Former Vice President Joe Biden address the media in a speech about coronavirus in Wilmington on March 12. | DBT PHOTO BY JACOB OWENS

It’s unknown whether the proposal will gain the support of the U.S. House and Senate, much less the signature of President Trump in the last weeks of his administration. Frankly, after months of inaction from Congress amid the worst disaster this nation has seen in generations, I think we could do much worse.
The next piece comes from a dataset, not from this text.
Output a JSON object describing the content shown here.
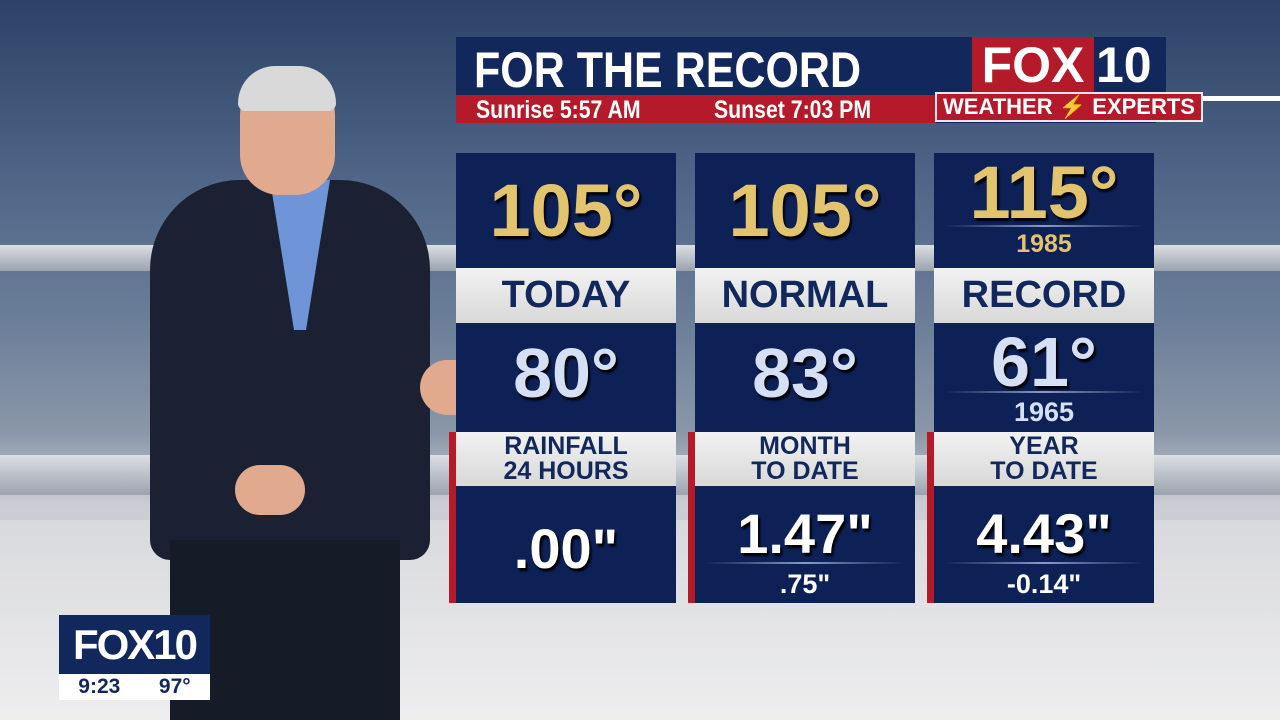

Democratic House Speaker Nancy Pelosi and Senate Minority Leader Chuck Schumer endorsed the plan on Dec. 2, and Republican Senate Majority Leader Mitch McConnell has engaged them in discussions on a plan. It appears sticking points still remain though.

Some Democrats will say the compromise doesn’t go far enough while waiting on the bill they wrote, while many Republicans will decry the plan as unnecessary spending that will drive up the nation’s deficit, despite spending the last three years doing just that.

“There’s a reason states and localities have to have a balanced budget but we’re allowed to have a deficit to deal with crises and emergencies as we have in the past,” Biden told reporters Dec. 1. “We have to keep vital public services running, have to give aid to local and state governments to make sure they can have law enforcement officers, firefighters and educators as we did in 2009.”

I agree with the president-elect. Now is not the time to be pinching pennies for the future. Now is the time to keep the lights on.